Seçim öncesi suikast olasılığından bahsediyordunuz…
Her zaman için mevcut o tehlike. Hem iktidar hem de muhalefet için bu risk var. Karıştırmak isteyenler için her zaman bu yol vardır.
'MHP, CHP'nin arka bahçesi haline geldi'
CHP ile Cemaatin bir ittifaka girmesi sizi şaşırttı mı?

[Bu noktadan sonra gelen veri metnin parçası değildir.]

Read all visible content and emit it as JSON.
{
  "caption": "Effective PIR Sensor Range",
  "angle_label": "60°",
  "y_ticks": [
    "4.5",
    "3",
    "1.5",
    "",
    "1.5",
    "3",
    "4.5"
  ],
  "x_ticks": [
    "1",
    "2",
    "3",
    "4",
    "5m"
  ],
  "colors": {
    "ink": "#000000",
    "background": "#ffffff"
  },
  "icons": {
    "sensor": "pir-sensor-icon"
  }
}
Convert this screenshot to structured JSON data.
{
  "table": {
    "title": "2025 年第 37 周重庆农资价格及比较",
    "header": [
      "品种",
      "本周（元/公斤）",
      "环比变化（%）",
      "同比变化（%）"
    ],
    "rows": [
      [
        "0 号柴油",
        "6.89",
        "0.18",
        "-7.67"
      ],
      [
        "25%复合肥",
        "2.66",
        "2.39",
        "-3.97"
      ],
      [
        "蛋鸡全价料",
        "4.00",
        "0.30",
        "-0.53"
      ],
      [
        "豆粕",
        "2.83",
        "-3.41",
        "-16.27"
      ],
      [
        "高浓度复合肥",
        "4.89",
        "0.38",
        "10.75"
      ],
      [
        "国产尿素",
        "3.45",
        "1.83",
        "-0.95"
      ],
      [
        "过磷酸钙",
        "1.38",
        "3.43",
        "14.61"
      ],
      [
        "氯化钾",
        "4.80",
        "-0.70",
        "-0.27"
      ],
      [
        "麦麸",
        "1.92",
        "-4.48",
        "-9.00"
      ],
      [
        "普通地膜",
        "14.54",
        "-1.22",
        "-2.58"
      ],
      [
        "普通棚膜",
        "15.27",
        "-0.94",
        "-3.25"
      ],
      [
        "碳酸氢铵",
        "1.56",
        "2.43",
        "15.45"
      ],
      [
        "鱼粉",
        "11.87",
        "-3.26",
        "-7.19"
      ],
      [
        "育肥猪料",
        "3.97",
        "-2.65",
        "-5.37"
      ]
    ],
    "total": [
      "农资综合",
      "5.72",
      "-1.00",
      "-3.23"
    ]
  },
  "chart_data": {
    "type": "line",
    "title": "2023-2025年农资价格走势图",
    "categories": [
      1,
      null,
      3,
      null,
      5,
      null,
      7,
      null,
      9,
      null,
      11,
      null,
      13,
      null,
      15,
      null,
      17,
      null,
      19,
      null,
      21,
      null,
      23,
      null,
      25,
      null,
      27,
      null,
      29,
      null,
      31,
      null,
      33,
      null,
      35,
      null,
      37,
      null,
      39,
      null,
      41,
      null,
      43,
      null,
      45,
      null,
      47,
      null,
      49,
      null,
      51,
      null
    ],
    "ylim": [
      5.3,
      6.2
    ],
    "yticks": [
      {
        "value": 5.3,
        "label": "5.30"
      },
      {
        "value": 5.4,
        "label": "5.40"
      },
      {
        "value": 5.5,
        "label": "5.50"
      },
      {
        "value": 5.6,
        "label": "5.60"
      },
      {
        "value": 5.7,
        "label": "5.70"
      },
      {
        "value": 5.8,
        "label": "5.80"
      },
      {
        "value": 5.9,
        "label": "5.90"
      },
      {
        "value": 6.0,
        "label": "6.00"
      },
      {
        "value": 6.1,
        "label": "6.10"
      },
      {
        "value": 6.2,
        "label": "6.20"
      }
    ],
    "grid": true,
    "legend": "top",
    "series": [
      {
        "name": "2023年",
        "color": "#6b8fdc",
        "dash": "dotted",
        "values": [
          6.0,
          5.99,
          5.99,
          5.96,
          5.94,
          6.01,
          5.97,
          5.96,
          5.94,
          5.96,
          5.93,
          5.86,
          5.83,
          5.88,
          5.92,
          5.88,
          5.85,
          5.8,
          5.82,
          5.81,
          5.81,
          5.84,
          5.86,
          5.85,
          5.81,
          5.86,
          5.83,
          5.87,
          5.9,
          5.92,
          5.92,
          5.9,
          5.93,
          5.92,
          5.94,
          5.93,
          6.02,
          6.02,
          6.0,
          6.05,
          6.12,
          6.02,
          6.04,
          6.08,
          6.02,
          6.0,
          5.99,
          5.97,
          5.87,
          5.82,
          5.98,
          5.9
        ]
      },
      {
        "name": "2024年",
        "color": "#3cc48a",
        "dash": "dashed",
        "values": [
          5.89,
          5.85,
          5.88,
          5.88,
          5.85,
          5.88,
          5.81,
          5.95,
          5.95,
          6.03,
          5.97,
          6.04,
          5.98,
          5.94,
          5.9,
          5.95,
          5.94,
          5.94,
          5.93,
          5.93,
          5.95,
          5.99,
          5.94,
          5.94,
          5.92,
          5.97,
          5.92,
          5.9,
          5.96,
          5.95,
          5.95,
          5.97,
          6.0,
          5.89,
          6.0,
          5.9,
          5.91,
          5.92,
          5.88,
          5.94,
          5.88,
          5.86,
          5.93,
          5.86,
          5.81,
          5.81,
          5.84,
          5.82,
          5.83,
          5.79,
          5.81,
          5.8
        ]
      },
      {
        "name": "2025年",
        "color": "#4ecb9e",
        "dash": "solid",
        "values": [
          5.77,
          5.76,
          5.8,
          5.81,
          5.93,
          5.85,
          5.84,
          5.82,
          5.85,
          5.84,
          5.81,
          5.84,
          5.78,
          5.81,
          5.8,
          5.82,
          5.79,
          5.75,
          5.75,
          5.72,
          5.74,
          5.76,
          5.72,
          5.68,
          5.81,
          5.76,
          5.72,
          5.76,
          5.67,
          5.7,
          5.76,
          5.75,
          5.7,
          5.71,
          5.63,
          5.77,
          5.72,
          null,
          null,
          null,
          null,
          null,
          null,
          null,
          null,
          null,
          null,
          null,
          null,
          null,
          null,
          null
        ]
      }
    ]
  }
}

Buna CHP ile MHP'nin bir araya gelmesini de katmak lazım. CHP'nin ve MHP'nin genetiğiyle, GDO'suyla oynadılar. Artık MHP milliyetçi bir parti olmaktan çıktı, CHP de sol bir parti olmaktan çıktı. CHP de, MHP de kimliksizleştiriliyor. MHP bir nevi CHP'nin arka bahçesi haline gelmeye başladı. CHP için sıkıntı varsa, MHP hemen yardıma koşuyor. Bunu Ankara ve İstanbul seçimlerinde gördük.
Bu ittifakın ömrü ne kadar?
Buna CHP ve MHP değil, baronlar karar veriyor. Muharrem İnce oradan istediği kadar bağırsın, baronlar için vız gelir tırıs gider. Paralel yapı da zaten beynelmilel güçlerin yardımcısı durumunda. Onlar ne derse onu yapıyorlar.
Sonrası için öngörünüz nedir?
Kılıçdaroğlu gidecek. Herhalde Sarıgül gelir. (Gülerek) Ben CHP'de Sarıgülcüyüm.